Your problem of FBO resquests failing because of Firefox should not happen as the both applications (Firefox and yours) do not use the same OpenGL context.

JOGL 1.1.1a is no more maintained, please switch to JOGL 2.0 Release Candidate 2 if possible.

The FBO issue sounds like a driver bug, so you could consider upgrading your card drivers to see if that goes away. Also, rendering to a GLJPanel does not render directly to the screen. It renders to a pbuffer and then that gets copied into memory and drawn.

My drivers are in their latest version and I’ve upgraded to JSR 231, but am still having the same issue. The FBO error aside, why would drawing everything to an FBO texture and then drawing that to the main window as a textured quad be so much faster than drawing everything to the main window directly?

Its hard to say. Do you see the performance improvement when rendering to an FBO that is the same size as your GLCanvas or GLJPanel and blitting the FBO to the surface, or does the performance only exist when you render to tile-sized FBOs and blit them? It might just be that your first algorithm works better than dumping everything in one go, but its a fickle business.

I’ve tried both small tiles and a single tile the size of the entire screen. In both cases I get the speedup. I’ve also tried skipping my whole tile pipeline and simply writing everything to a single screen-sized FBO buffer. I get the speed up in that case too.

There could be some low-level synchronization issues that cause the performance differences. Theoretically, if the driver is forced to lock the frame memory for an onscreen canvas or pbuffer (which are both allocated by the window manager), every time it needs to render some pixels it will take a performance hit. Rendering into a texture directly means that this synchronization goes away until a single quad is blitted to the screen.

However, if you’re using double-buffering or a pbuffer, I would think the window manager and drivers would have some fast path for sharing memory.

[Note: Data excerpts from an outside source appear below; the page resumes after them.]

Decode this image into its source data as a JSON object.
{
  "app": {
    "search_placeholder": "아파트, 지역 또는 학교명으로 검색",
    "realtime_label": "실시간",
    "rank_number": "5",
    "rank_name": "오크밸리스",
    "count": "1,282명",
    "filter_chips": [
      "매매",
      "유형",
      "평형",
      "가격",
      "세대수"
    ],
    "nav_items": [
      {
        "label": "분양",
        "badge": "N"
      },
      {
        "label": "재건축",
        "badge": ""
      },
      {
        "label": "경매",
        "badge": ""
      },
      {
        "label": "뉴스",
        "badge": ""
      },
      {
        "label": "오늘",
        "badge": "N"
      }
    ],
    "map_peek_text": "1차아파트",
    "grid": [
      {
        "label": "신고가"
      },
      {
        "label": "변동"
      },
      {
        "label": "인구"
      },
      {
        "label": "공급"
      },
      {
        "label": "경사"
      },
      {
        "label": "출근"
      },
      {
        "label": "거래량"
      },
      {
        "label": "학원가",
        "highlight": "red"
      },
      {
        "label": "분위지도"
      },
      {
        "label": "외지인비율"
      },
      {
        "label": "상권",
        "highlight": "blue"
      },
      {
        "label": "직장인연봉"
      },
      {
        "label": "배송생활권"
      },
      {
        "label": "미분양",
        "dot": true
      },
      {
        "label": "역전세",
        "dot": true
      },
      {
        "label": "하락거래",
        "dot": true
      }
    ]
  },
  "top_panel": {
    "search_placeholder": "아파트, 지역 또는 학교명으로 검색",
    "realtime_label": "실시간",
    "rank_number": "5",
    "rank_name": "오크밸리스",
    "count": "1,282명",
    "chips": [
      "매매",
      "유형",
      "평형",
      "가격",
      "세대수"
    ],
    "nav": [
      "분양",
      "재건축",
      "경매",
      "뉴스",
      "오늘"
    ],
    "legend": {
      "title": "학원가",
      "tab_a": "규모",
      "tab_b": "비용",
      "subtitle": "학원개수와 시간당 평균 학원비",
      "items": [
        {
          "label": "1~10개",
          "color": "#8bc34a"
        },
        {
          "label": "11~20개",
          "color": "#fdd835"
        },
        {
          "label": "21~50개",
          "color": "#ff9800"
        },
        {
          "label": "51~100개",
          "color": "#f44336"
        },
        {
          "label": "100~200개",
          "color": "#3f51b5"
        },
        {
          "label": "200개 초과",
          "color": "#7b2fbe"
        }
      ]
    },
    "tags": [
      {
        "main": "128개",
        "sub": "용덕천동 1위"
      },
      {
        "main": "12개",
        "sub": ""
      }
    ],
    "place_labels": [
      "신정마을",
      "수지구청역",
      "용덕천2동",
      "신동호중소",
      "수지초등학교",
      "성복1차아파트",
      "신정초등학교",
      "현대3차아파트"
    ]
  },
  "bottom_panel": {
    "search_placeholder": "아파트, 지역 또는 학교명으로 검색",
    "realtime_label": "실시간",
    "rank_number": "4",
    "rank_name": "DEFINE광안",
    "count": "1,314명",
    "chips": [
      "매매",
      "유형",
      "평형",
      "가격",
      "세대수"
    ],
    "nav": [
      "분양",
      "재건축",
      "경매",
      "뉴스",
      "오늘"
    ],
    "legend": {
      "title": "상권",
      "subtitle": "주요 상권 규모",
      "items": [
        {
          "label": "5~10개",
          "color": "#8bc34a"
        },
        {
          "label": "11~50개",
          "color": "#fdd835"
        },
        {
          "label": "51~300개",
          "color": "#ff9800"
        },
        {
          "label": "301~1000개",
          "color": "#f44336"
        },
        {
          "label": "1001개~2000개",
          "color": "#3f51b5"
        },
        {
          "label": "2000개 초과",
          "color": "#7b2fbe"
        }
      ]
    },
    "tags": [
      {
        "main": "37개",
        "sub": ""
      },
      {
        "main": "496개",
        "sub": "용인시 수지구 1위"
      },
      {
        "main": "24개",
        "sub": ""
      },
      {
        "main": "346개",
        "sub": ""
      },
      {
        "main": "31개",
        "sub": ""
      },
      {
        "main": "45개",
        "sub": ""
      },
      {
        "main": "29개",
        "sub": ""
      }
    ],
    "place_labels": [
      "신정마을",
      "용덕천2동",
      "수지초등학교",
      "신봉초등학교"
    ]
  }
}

Have you tried testing this on other machines? If you have a self-contained demo, I’d be happy to try to run it on my computer to see if I can get the same performance differences.

I’ve got a test case. It runs a simple animation loop drawing many small textures to the screen.

I’ve not been able to run this on other machines, but I did find out more info.

You can get the test case here:
http://kitfox.com/tmp/FBOTest.zip

While working with the test, I learned a few things:

-This bug only seems to appear when I have Firefox 5 open in the background.
-Whenever I’m using an FBO, rendering speed is always fast
-Whenever I’m not using the FBO and Firefox is open, sometimes the program runs fast and sometimes it runs slowly (by slow, I mean about 2 fps with a 640x480 window. By fast, the frames blur together)
-I think the longer Firefox has been open, the more likely my program is to run slowly - however, this is hard to test since I would need a couple of hours between tests. However, if I keep running the program with no FBO and Firefox open, I will sometimes get a slow run, even if I have just launched Firefox.

  • I’ve not tried this with other web browsers. I have disabled hardware acceleration in Firefox.